PASTANEYE HANGİ PARA İLE GİDECEK?

                 PASTANEYE HANGİ PARA İLE GİDECEK?            

 

Geçen hafta Pazar günü, şehrimizi baştanbaşa dolaştım. Yürüyüş amaçlı bu gezi sırasında, hiç kimsenin önemsemediği umursamadığı bir çirkinlik gözüme çarptı. Bunlar plastik taşımalıktı.(Konteynır) Her apartmanda vardı ve bu olumlu bir görüntüydü. Fakat bunların %60'ı orasından/burasından çatlamış, yarılmış ve yırtılmış, çoğunun kapağı ve tekerlekleri kırılmış. Sanırsınız, hurdacıdan öldüm pahasına alınmış ve apartman önüne konulmuştu. İçimden: "Allahallah şu hale bak. Apartmanla taşımalık birbirine ne kadar çok yakışmış(!)" diye mırıldandım..  Çöplerin bir kısmı içine atılmış, birkaç naylon torba yine bir kenara bırakılmış.
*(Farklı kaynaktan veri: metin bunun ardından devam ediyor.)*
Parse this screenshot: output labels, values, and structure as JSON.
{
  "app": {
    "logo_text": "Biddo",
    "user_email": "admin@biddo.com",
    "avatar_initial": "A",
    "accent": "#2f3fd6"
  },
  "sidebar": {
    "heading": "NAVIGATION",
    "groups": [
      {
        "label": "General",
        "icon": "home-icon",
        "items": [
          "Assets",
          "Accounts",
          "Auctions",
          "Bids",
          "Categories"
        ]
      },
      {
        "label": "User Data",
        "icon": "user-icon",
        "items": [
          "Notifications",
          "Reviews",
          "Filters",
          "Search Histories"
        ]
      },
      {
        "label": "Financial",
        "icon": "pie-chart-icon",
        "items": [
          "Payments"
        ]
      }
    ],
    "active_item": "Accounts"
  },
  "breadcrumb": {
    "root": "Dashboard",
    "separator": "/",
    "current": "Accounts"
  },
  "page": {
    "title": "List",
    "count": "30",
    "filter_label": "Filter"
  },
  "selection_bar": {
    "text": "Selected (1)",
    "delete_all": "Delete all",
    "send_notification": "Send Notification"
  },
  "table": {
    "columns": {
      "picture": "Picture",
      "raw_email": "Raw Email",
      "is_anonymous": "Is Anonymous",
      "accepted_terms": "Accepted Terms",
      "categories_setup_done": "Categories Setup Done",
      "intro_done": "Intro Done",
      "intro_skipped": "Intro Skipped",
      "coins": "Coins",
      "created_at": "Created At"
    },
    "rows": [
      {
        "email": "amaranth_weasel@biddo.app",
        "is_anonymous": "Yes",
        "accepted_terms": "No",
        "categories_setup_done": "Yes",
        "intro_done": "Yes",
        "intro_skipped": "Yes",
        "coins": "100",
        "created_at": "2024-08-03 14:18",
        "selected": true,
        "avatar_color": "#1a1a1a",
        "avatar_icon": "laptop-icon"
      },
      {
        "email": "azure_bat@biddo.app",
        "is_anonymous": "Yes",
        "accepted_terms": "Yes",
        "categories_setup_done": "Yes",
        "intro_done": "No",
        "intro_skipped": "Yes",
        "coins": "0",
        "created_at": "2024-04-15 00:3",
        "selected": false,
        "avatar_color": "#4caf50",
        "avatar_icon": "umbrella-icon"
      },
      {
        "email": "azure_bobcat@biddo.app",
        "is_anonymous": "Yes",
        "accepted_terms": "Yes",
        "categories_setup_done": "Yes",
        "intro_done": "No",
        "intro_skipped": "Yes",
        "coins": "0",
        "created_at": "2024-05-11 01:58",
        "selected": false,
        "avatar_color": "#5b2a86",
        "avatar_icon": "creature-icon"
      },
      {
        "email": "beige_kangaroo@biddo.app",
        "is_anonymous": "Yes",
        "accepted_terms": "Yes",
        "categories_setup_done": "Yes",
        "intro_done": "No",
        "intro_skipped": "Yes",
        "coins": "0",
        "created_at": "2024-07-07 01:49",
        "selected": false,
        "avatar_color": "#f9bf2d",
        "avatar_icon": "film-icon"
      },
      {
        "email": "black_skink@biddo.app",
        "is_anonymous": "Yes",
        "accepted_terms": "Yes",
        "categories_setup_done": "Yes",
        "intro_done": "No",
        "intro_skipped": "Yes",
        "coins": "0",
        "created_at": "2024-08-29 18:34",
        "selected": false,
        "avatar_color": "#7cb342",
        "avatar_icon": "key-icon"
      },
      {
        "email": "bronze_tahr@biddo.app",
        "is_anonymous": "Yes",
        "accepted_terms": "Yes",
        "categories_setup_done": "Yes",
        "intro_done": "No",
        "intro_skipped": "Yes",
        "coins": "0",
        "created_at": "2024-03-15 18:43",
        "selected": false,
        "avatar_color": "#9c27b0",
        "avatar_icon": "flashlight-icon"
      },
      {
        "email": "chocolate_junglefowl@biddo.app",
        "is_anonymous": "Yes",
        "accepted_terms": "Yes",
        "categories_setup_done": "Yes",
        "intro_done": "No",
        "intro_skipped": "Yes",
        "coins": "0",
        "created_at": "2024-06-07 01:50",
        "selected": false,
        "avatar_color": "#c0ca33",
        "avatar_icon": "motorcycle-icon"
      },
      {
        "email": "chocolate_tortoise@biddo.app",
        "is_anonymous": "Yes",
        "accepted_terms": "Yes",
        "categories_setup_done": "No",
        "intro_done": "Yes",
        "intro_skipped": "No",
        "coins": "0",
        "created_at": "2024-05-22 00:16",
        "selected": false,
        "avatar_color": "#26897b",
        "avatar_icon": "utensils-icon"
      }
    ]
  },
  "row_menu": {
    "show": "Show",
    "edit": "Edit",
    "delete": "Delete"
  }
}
Yarık/yırtık taşımalığa bakarken, apartmandan bir hanım çıktı. Hazır hanımefendiyi görmüşken, sordum: "Hanımefendi, kusura bakmayın bir şey soracağım" "Buyurun sorun" Dedi. Çöp taşımalıklarının kapağı yok, hakeza tekerlekleri de! Gövdesi yarılmış, yırtılmış. Görevliler bunu çöp aracına nasıl taşıyor? Hiç tesadüf edip gördünüz mü? Sürüyerek mi yoksa kucaklayarak mı?"Deyince, kadın: "Beyefendi ben yöneticinin eşiyim. Sorun belediye personelinde. Çöpü kamyona boşalttıktan, taşımalığı geri çektikten sonra sert şekilde yere bırakıyor. Ama nasıl bırakmak! Öyle böyle değil. Taşımalık zemine çarpınca; ne altı, ne üstü ne kapağı ne tekerleği ve nede gövdesi kalıyor! Yarılıyor, çatlıyor, kırılıyor ve sonunda parçalanıyor. O zaman da gidip yenisi alınıyor. İşte taşımalık(Konteynır) bu nedenle o hale geliyor" Diye açıklama yaptı. "Gidin şikâyet edin!" Dedim, "Şikâyet edince ne olacak? Düzelecek mi? Kime şikâyet edeceksiniz? Eşim yüz defa söyledi, yere atılmasın, kırılıp dökülüyor" Diye. Kim dinliyor?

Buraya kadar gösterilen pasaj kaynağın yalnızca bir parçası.